GP Blog Round-up #1

GP View Weekly Round-up – our favourite blogs and stories from around the web

 

The trouble with NHS Choices… And a better way to do feedback?

Dr Andrew foster discusses NHS Choices and the importance of feedback used well. Also shares interesting tips on how to set up rapid text feedback for your practice.

“Feedback is powerful. Thoughtful feedback given with good intentions by a skilled tutor or friend can encourage a student to improve and excel.
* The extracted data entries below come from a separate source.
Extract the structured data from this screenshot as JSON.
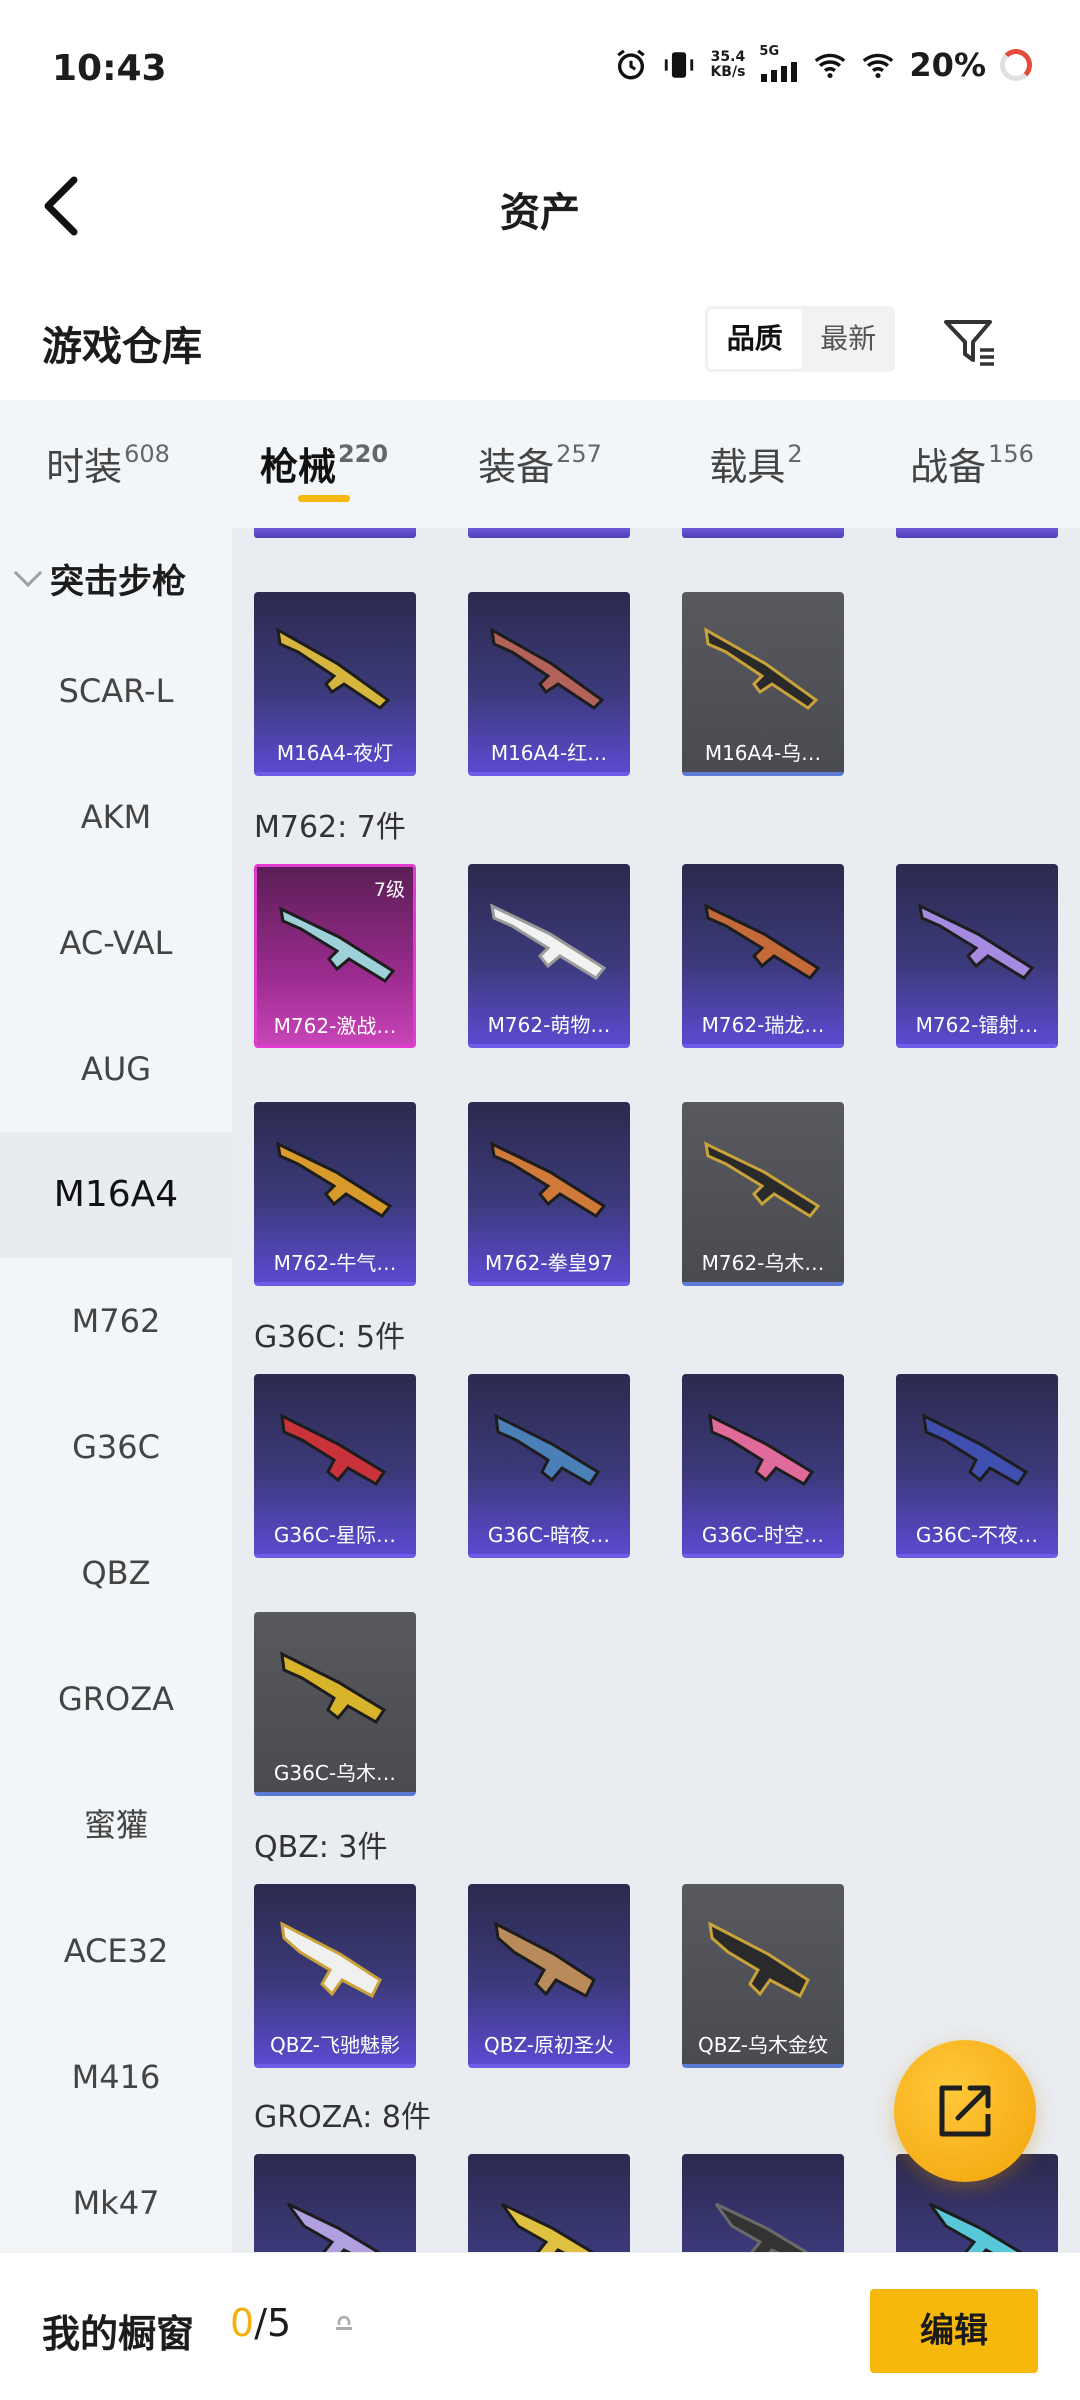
{
  "status": {
    "time": "10:43",
    "net_speed_top": "35.4",
    "net_speed_bottom": "KB/s",
    "net_type": "5G",
    "battery": "20%"
  },
  "header": {
    "title": "资产"
  },
  "warehouse": {
    "title": "游戏仓库",
    "sort_options": [
      "品质",
      "最新"
    ]
  },
  "tabs": [
    {
      "label": "时装",
      "count": "608"
    },
    {
      "label": "枪械",
      "count": "220"
    },
    {
      "label": "装备",
      "count": "257"
    },
    {
      "label": "载具",
      "count": "2"
    },
    {
      "label": "战备",
      "count": "156"
    }
  ],
  "sidebar": {
    "category": "突击步枪",
    "items": [
      "SCAR-L",
      "AKM",
      "AC-VAL",
      "AUG",
      "M16A4",
      "M762",
      "G36C",
      "QBZ",
      "GROZA",
      "蜜獾",
      "ACE32",
      "M416",
      "Mk47"
    ]
  },
  "groups": {
    "m16": {
      "items": [
        "M16A4-夜灯",
        "M16A4-红…",
        "M16A4-乌…"
      ]
    },
    "m762": {
      "title": "M762: 7件",
      "level": "7级",
      "items": [
        "M762-激战…",
        "M762-萌物…",
        "M762-瑞龙…",
        "M762-镭射…",
        "M762-牛气…",
        "M762-拳皇97",
        "M762-乌木…"
      ]
    },
    "g36c": {
      "title": "G36C: 5件",
      "items": [
        "G36C-星际…",
        "G36C-暗夜…",
        "G36C-时空…",
        "G36C-不夜…",
        "G36C-乌木…"
      ]
    },
    "qbz": {
      "title": "QBZ: 3件",
      "items": [
        "QBZ-飞驰魅影",
        "QBZ-原初圣火",
        "QBZ-乌木金纹"
      ]
    },
    "groza": {
      "title": "GROZA: 8件"
    }
  },
  "bottom": {
    "label": "我的橱窗",
    "count_current": "0",
    "count_total": "/5",
    "edit_label": "编辑"
  },
  "colors": {
    "accent": "#f6b80b",
    "epic_purple": "#6e5be6",
    "legend_pink": "#e23bd0"
  }
}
But, careless feedback can hurt, demoralise and block progress.

Feedback is a useful tool when applied in the right way to a suitable problem…”
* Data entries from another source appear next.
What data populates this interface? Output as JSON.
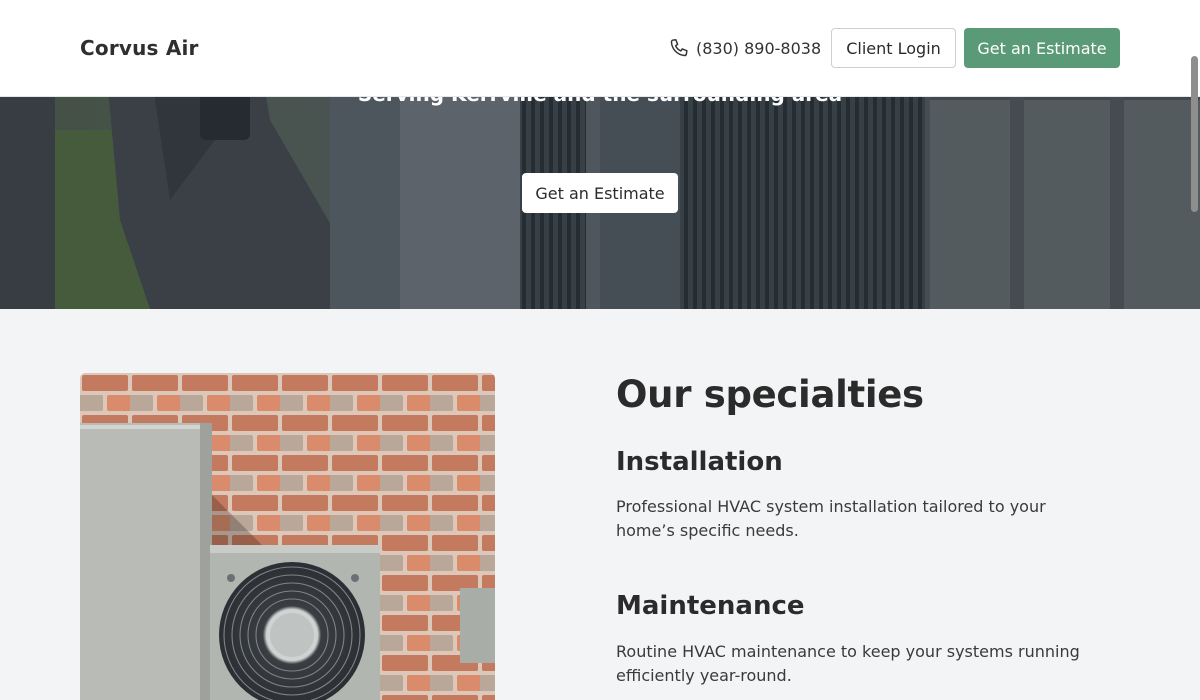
{
  "header": {
    "brand": "Corvus Air",
    "phone": "(830) 890-8038",
    "login_label": "Client Login",
    "estimate_label": "Get an Estimate"
  },
  "hero": {
    "subtitle": "Serving Kerrville and the surrounding area",
    "estimate_label": "Get an Estimate"
  },
  "specialties": {
    "heading": "Our specialties",
    "items": [
      {
        "title": "Installation",
        "description": "Professional HVAC system installation tailored to your home’s specific needs."
      },
      {
        "title": "Maintenance",
        "description": "Routine HVAC maintenance to keep your systems running efficiently year-round."
      }
    ]
  },
  "colors": {
    "accent": "#5a9a77",
    "background": "#f3f4f6",
    "text": "#2b2b2b"
  },
  "icons": {
    "phone": "phone-icon"
  }
}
Another view: of handling letters

GP Neil Paul wants a better way to deal with the many letters that flow into a GP surgery; one that’s future proof for the coming world of federated, hub and spoke working.
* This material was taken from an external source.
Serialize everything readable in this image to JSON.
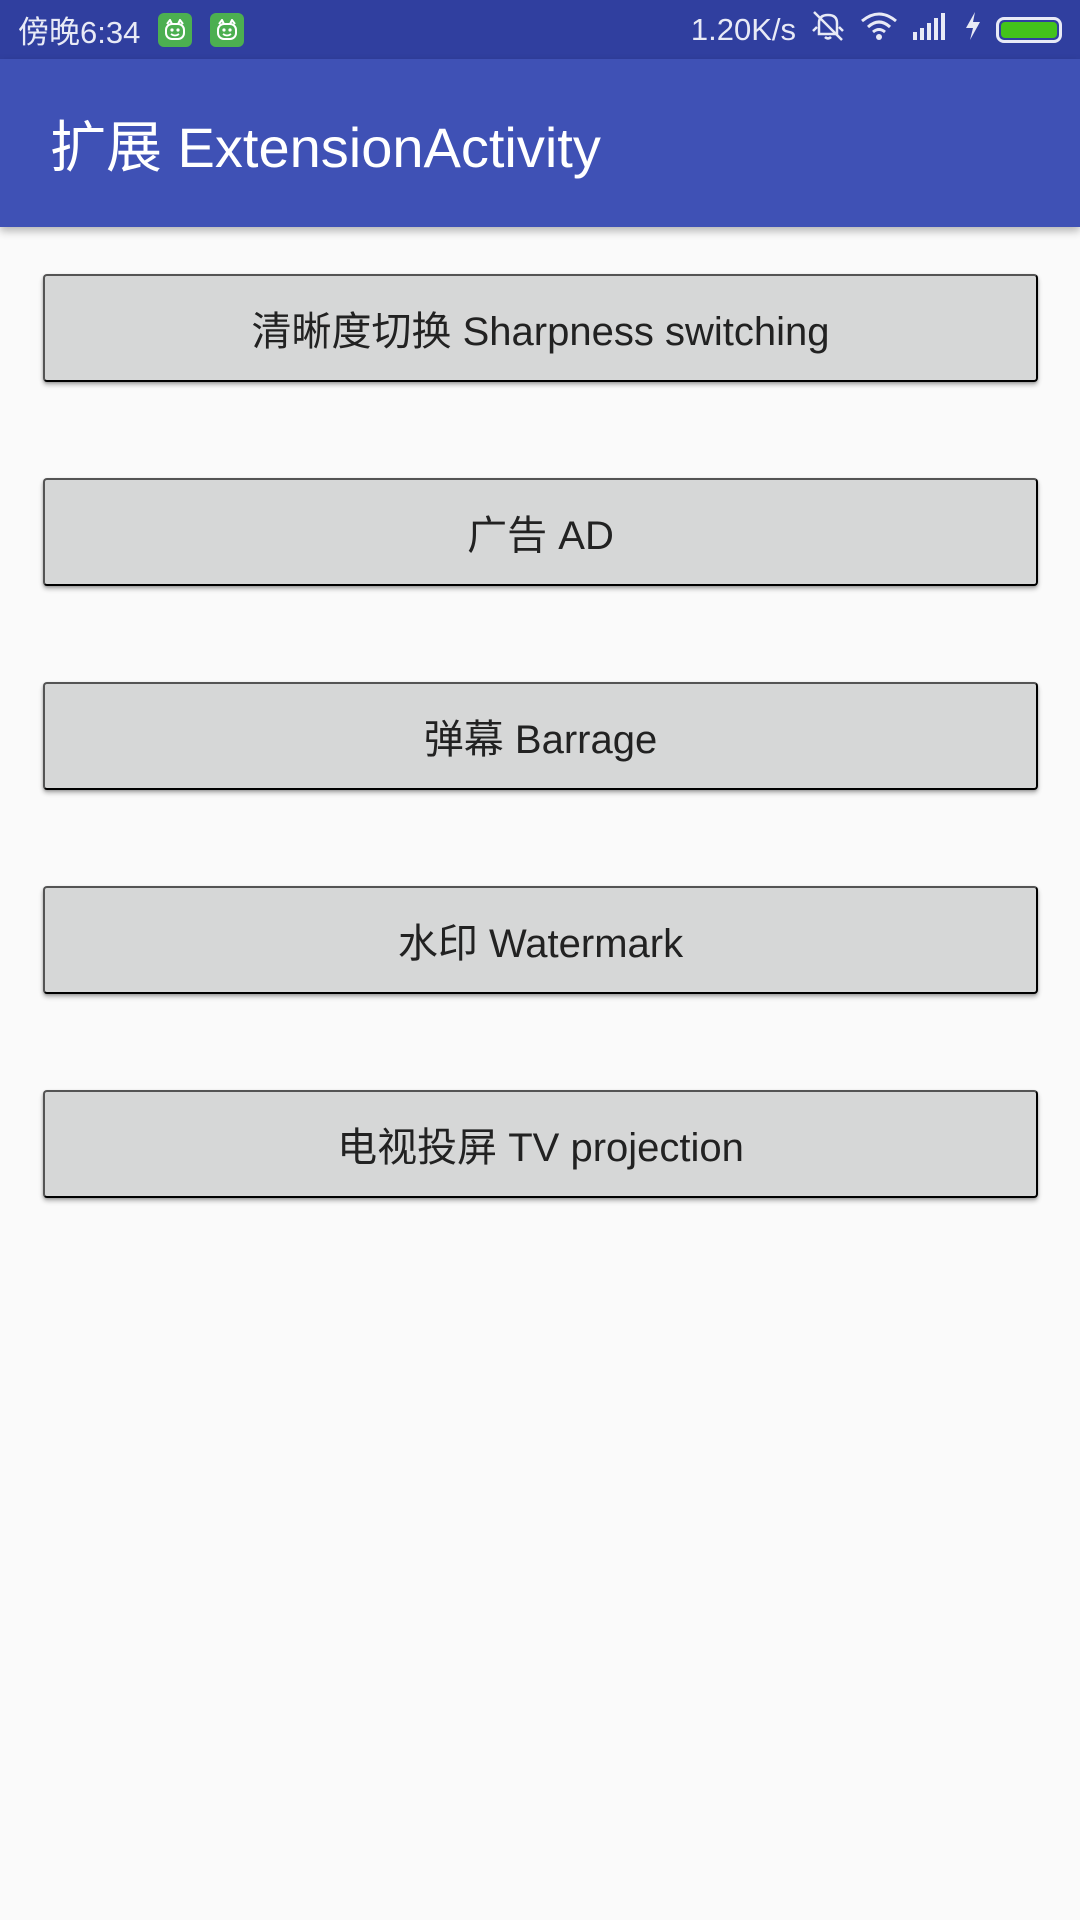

“While I’m naturally very pro GP, if I was to criticise my colleagues, then one of their collective faults – driven partly by the partnership model – is that they can fail to invest in innovation; and often rely too much on new pots of money when they do.”

Seven-day working for GPs costs more and doesn’t get results

Zara Aziz discusses experiences in her practice and the seven-day working plans.

“The government should give up its obsession with seven-day working, which hasn’t led to a drop in A&E admissions, and instead support GPs to provide more standard daytime appointments”

Anonymous point of view: The secret life of a GP

A day in the life of a family doctor: the joys, the difficulties and what gets them through the day.

“The best thing about my job is the patients. I could do without the doctor-bashing in the press, though.”

Receptionists are vital to running of surgeries

Dr Mary McCarthy responds to the recent news stories.

‘If they (receptionists) ask questions about why you want to see the doctor it is just to make sure that you get seen by the right person for the right amount of time. This means the patient needing the removal of a lot of stitches gets to see the nurse for 15 or 20 minutes and not for ten. They are the front door of the practice and the surgery could not run without them.’